The safeguard buildings house the main control room, the main fluid machinery systems and other supporting systems which will deliver safety functions. The buildings are designed to be ‘Category 1’ earthquake-proof to protect the integrity and stability of the buildings and to maintain the shielding and containment functions in the case of an accident.
The safety buildings are divided into three totally separated zones located around the reactor building. If anything malfunctions within one zone, the other two will continue to operate and will not be affected.

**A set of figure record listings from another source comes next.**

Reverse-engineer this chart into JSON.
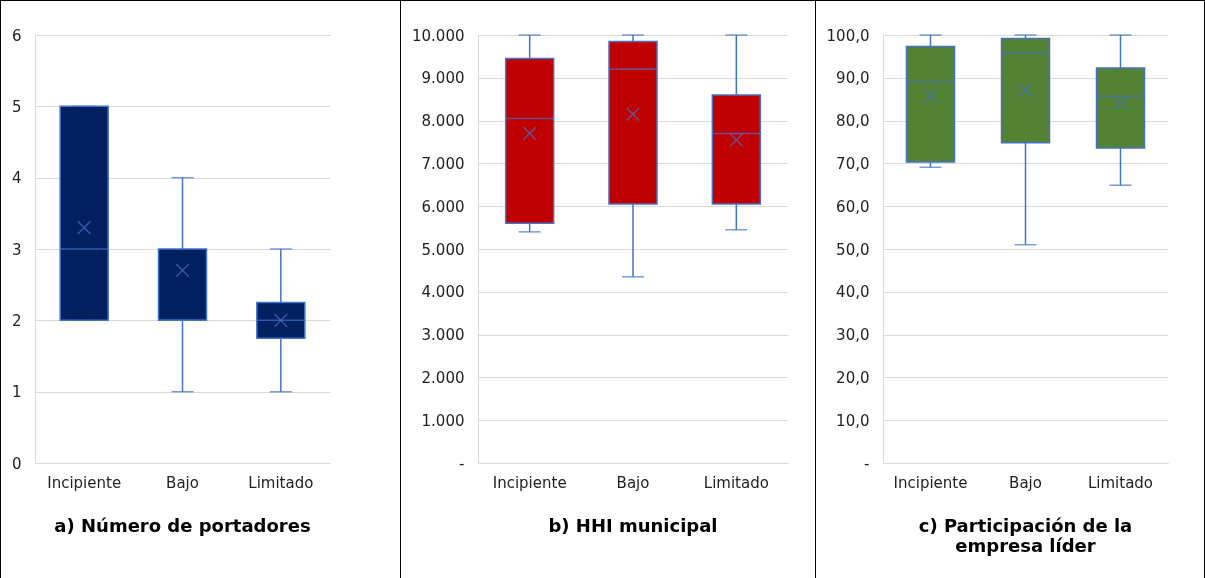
{
  "chart_data": [
    {
      "type": "box",
      "title": "a)   Número de portadores",
      "categories": [
        "Incipiente",
        "Bajo",
        "Limitado"
      ],
      "color": "#002060",
      "marker": "cross",
      "grid": "y",
      "ylim": [
        0,
        6
      ],
      "yticks": [
        0,
        1,
        2,
        3,
        4,
        5,
        6
      ],
      "boxes": [
        {
          "low": 2,
          "q1": 2,
          "median": 3,
          "q3": 5,
          "high": 5,
          "mean": 3.3
        },
        {
          "low": 1,
          "q1": 2,
          "median": 2,
          "q3": 3,
          "high": 4,
          "mean": 2.7
        },
        {
          "low": 1,
          "q1": 1.75,
          "median": 2,
          "q3": 2.25,
          "high": 3,
          "mean": 2
        }
      ]
    },
    {
      "type": "box",
      "title": "b)   HHI municipal",
      "categories": [
        "Incipiente",
        "Bajo",
        "Limitado"
      ],
      "color": "#c00000",
      "marker": "cross",
      "grid": "y",
      "ylim": [
        0,
        10000
      ],
      "yticks": [
        {
          "value": 0,
          "label": "-"
        },
        {
          "value": 1000,
          "label": "1.000"
        },
        {
          "value": 2000,
          "label": "2.000"
        },
        {
          "value": 3000,
          "label": "3.000"
        },
        {
          "value": 4000,
          "label": "4.000"
        },
        {
          "value": 5000,
          "label": "5.000"
        },
        {
          "value": 6000,
          "label": "6.000"
        },
        {
          "value": 7000,
          "label": "7.000"
        },
        {
          "value": 8000,
          "label": "8.000"
        },
        {
          "value": 9000,
          "label": "9.000"
        },
        {
          "value": 10000,
          "label": "10.000"
        }
      ],
      "boxes": [
        {
          "low": 5400,
          "q1": 5600,
          "median": 8050,
          "q3": 9450,
          "high": 10000,
          "mean": 7700
        },
        {
          "low": 4350,
          "q1": 6050,
          "median": 9200,
          "q3": 9850,
          "high": 10000,
          "mean": 8150
        },
        {
          "low": 5450,
          "q1": 6050,
          "median": 7700,
          "q3": 8600,
          "high": 10000,
          "mean": 7550
        }
      ]
    },
    {
      "type": "box",
      "title": "c)   Participación de la empresa líder",
      "categories": [
        "Incipiente",
        "Bajo",
        "Limitado"
      ],
      "color": "#548235",
      "marker": "cross",
      "grid": "y",
      "ylim": [
        0,
        100
      ],
      "yticks": [
        {
          "value": 0,
          "label": "-"
        },
        {
          "value": 10,
          "label": "10,0"
        },
        {
          "value": 20,
          "label": "20,0"
        },
        {
          "value": 30,
          "label": "30,0"
        },
        {
          "value": 40,
          "label": "40,0"
        },
        {
          "value": 50,
          "label": "50,0"
        },
        {
          "value": 60,
          "label": "60,0"
        },
        {
          "value": 70,
          "label": "70,0"
        },
        {
          "value": 80,
          "label": "80,0"
        },
        {
          "value": 90,
          "label": "90,0"
        },
        {
          "value": 100,
          "label": "100,0"
        }
      ],
      "boxes": [
        {
          "low": 69.1,
          "q1": 70.3,
          "median": 89,
          "q3": 97.3,
          "high": 100,
          "mean": 85.8
        },
        {
          "low": 51,
          "q1": 74.8,
          "median": 95.8,
          "q3": 99.2,
          "high": 100,
          "mean": 87.1
        },
        {
          "low": 64.9,
          "q1": 73.6,
          "median": 85.7,
          "q3": 92.3,
          "high": 100,
          "mean": 84.1
        }
      ]
    }
  ]
}
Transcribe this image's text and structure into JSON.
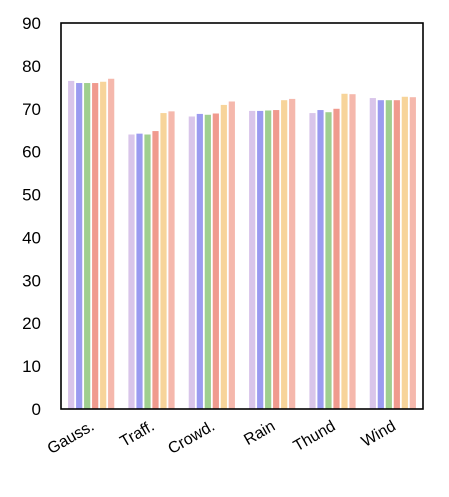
{
  "chart_data": {
    "type": "bar",
    "title": "",
    "xlabel": "",
    "ylabel": "",
    "ylim": [
      0,
      90
    ],
    "yticks": [
      0,
      10,
      20,
      30,
      40,
      50,
      60,
      70,
      80,
      90
    ],
    "grid": false,
    "categories": [
      "Gauss.",
      "Traff.",
      "Crowd.",
      "Rain",
      "Thund",
      "Wind"
    ],
    "series": [
      {
        "color": "#d9c5ea",
        "values": [
          76.5,
          64.0,
          68.2,
          69.5,
          69.0,
          72.5
        ]
      },
      {
        "color": "#9b9bf0",
        "values": [
          76.0,
          64.2,
          68.8,
          69.5,
          69.7,
          72.0
        ]
      },
      {
        "color": "#9fcf8f",
        "values": [
          76.0,
          64.0,
          68.6,
          69.6,
          69.2,
          72.0
        ]
      },
      {
        "color": "#f09a8e",
        "values": [
          76.0,
          64.8,
          68.9,
          69.7,
          70.0,
          72.0
        ]
      },
      {
        "color": "#f7d49a",
        "values": [
          76.3,
          69.0,
          70.9,
          72.0,
          73.5,
          72.8
        ]
      },
      {
        "color": "#f5b8ac",
        "values": [
          77.0,
          69.4,
          71.7,
          72.3,
          73.4,
          72.7
        ]
      }
    ]
  }
}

The fuel building is used for the location and operation of the Fuel Handling and Storage system. It also contains the reactor refuelling water tank and spent fuel water tank cooling and processing system, chemical and volume control system and the reactor boron and water supply system.
Nuclear auxiliary buildings
The systems located in the auxiliary buildings include boron recycling, waste gas processing, nuclear island exhaust and drainage system.
This is where the turbine and electrical power generator and related facilities are sited.
The equipment and systems used to convert the heat energy from the steam into kinetic energy and electric power are located in the turbine building. They include the steam turbine, power generator and condenser and a heater to increase thermal efficiency.
Balance of Plant
These include the Essential Service Water Pump Stations, the Firefighting System Building, and other equipment.
Many of the buildings and structures, other than the reactor building, are similar to those that would be found on any coal or gas power generation site.